Ein Blick aufs Kanzleramt in Berlin. Quelle: Pixabay

Berlin, Deutschland (Weltexpress). Ob das Volk belogen und betrogen werden will, das sei dahingestellt. Dass die Merkel-Regierung, die von Mitgliedern und Mandatsträgern der Altparteien aus CDU, CSU und SPD getragen wird, das Volk lügt und betrügt, vor allem dann, wenn es um andere Völker geht, das ist so.

Am besten lügt die Bundesregierung mit Statistiken. Deswegen will sie die Berechnung, mit der die Anzahl der Einwanderer ermittelt wird, ändern. Manuel Bewarder weist in „Welt“ (7.4.2019) unter der Überschrift „Bundesregierung rechnet intern Flüchtlingszahl herunter“ darauf hin, dass Regierung unter Kanzlerin Angela Merkel (CDU) überlege, „künftig für die Statistik die hierzulande geborenen Kinder von Asylbewerbern nicht mehr mitzuzählen“. Diese und weitere Überlegungen würden laut „Welt am Sonntag“ (7.4.2019) „sowohl im Kanzleramt als auch im Innenministerium durchgespielt“.

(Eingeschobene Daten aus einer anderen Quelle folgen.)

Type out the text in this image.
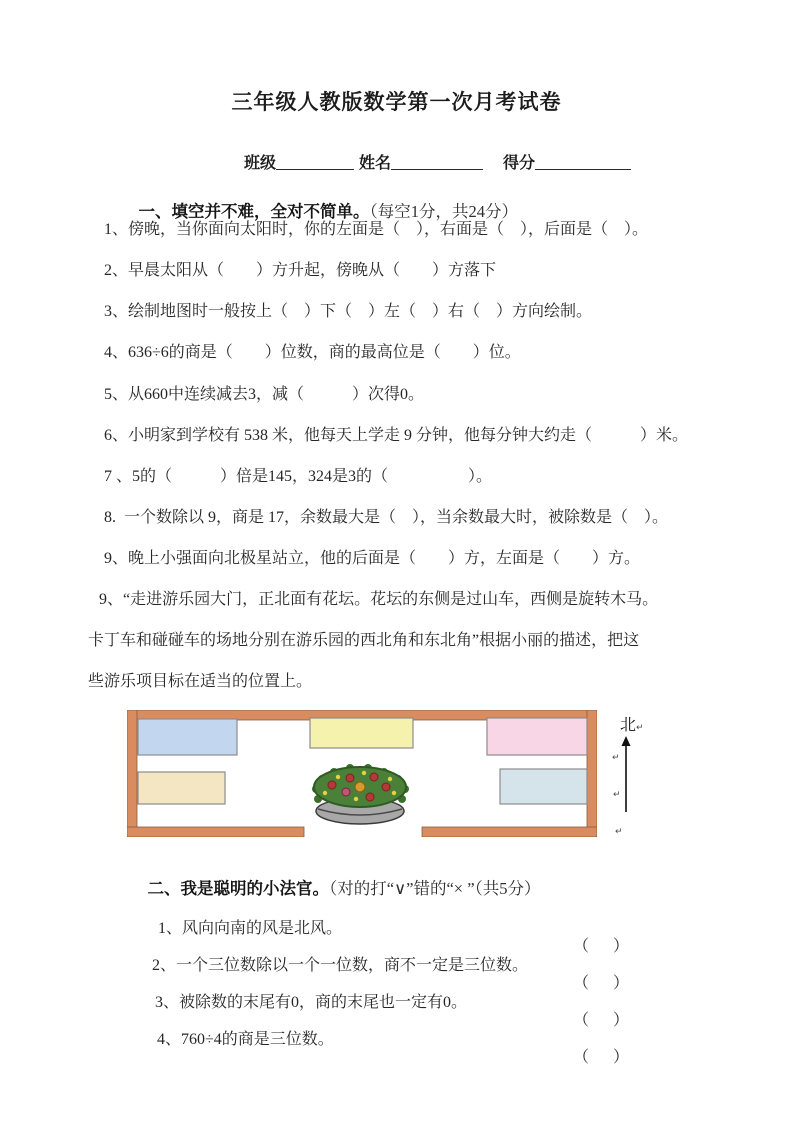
三年级人教版数学第一次月考试卷

班级	姓名	得分

一、填空并不难，全对不简单。（每空1分，共24分）

1、傍晚，当你面向太阳时，你的左面是（　），右面是（　），后面是（　）。
2、早晨太阳从（　　）方升起，傍晚从（　　）方落下
3、绘制地图时一般按上（　）下（　）左（　）右（　）方向绘制。
4、636÷6的商是（　　）位数，商的最高位是（　　）位。
5、从660中连续减去3，减（　　　）次得0。
6、小明家到学校有 538 米，他每天上学走 9 分钟，他每分钟大约走（　　　）米。
7 、5的（　　　）倍是145，324是3的（　　　　　）。
8.  一个数除以 9，商是 17，余数最大是（　），当余数最大时，被除数是（　）。
9、晚上小强面向北极星站立，他的后面是（　　）方，左面是（　　）方。
9、“走进游乐园大门，正北面有花坛。花坛的东侧是过山车，西侧是旋转木马。
卡丁车和碰碰车的场地分别在游乐园的西北角和东北角”根据小丽的描述，把这
些游乐项目标在适当的位置上。
北↵
↵
↵
↵

二、我是聪明的小法官。（对的打“∨”错的“× ”（共5分）

1、风向向南的风是北风。

（　）

2、一个三位数除以一个一位数，商不一定是三位数。

（　）

3、被除数的末尾有0，商的末尾也一定有0。

（　）

4、760÷4的商是三位数。

（　）
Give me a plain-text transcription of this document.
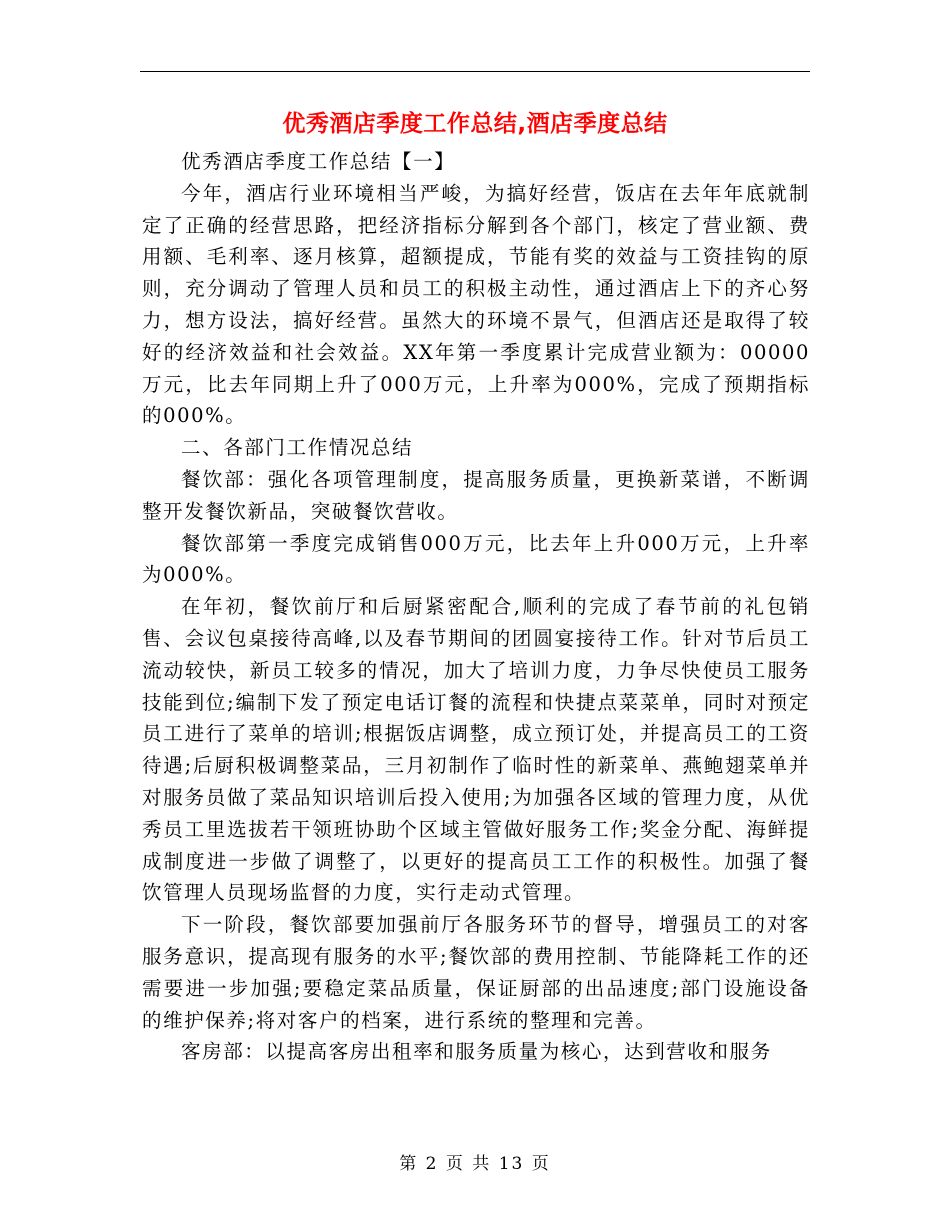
优秀酒店季度工作总结,酒店季度总结

优秀酒店季度工作总结【一】

今年，酒店行业环境相当严峻，为搞好经营，饭店在去年年底就制定了正确的经营思路，把经济指标分解到各个部门，核定了营业额、费用额、毛利率、逐月核算，超额提成，节能有奖的效益与工资挂钩的原则，充分调动了管理人员和员工的积极主动性，通过酒店上下的齐心努力，想方设法，搞好经营。虽然大的环境不景气，但酒店还是取得了较好的经济效益和社会效益。XX年第一季度累计完成营业额为：00000万元，比去年同期上升了000万元，上升率为000%，完成了预期指标的000%。

二、各部门工作情况总结

餐饮部：强化各项管理制度，提高服务质量，更换新菜谱，不断调整开发餐饮新品，突破餐饮营收。

餐饮部第一季度完成销售000万元，比去年上升000万元，上升率为000%。

在年初，餐饮前厅和后厨紧密配合,顺利的完成了春节前的礼包销售、会议包桌接待高峰,以及春节期间的团圆宴接待工作。针对节后员工流动较快，新员工较多的情况，加大了培训力度，力争尽快使员工服务技能到位;编制下发了预定电话订餐的流程和快捷点菜菜单，同时对预定员工进行了菜单的培训;根据饭店调整，成立预订处，并提高员工的工资待遇;后厨积极调整菜品，三月初制作了临时性的新菜单、燕鲍翅菜单并对服务员做了菜品知识培训后投入使用;为加强各区域的管理力度，从优秀员工里选拔若干领班协助个区域主管做好服务工作;奖金分配、海鲜提成制度进一步做了调整了，以更好的提高员工工作的积极性。加强了餐饮管理人员现场监督的力度，实行走动式管理。

下一阶段，餐饮部要加强前厅各服务环节的督导，增强员工的对客服务意识，提高现有服务的水平;餐饮部的费用控制、节能降耗工作的还需要进一步加强;要稳定菜品质量，保证厨部的出品速度;部门设施设备的维护保养;将对客户的档案，进行系统的整理和完善。

客房部：以提高客房出租率和服务质量为核心，达到营收和服务

第 2 页 共 13 页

Alexander Gauland teilt zu den „Zahlenspielereien“ als Fraktionsvorsitzende der AfD im Deutschen Bundestag per Pressemitteilung vom 7.4.2019 mit, „dass Horst Seehofers ‚Obergrenze‘ für die Aufnahme von Asyl-Migranten und Flüchtlingen nichts weiter“ sei, „als ein billiger Trick zur Irreführung der Bürger und Wähler und die Bundesregierung „die illegale Einwanderung unter Missbrauch des Asylrechts nach wie vor nicht unter Kontrolle“ habe.

Statt sich auf die Zurückweisung der sich abzeichnenden neuen Migrationswelle über die Balkanroute vorzubereiten, hat die Bundesregierung offensichtlich bereits kapituliert und konzentriert sich nur noch darauf, die Bürger über die wahre Dimension der Zuwanderung zu täuschen.

Durch Statistik-Manipulationen wird die Zahl der Asyl-Migranten, die auf Kosten der Steuerzahler und der Solidargemeinschaft unterhalten werden müssen, um keinen einzigen reduziert. Immerhin verdanken wir dem Bekanntwerden dieses Taschenspielertricks die Erkenntnis, dass die Sekundärmigration über den Kreißsaal auch ohne Familiennachzug bereits in die Zehntausende geht.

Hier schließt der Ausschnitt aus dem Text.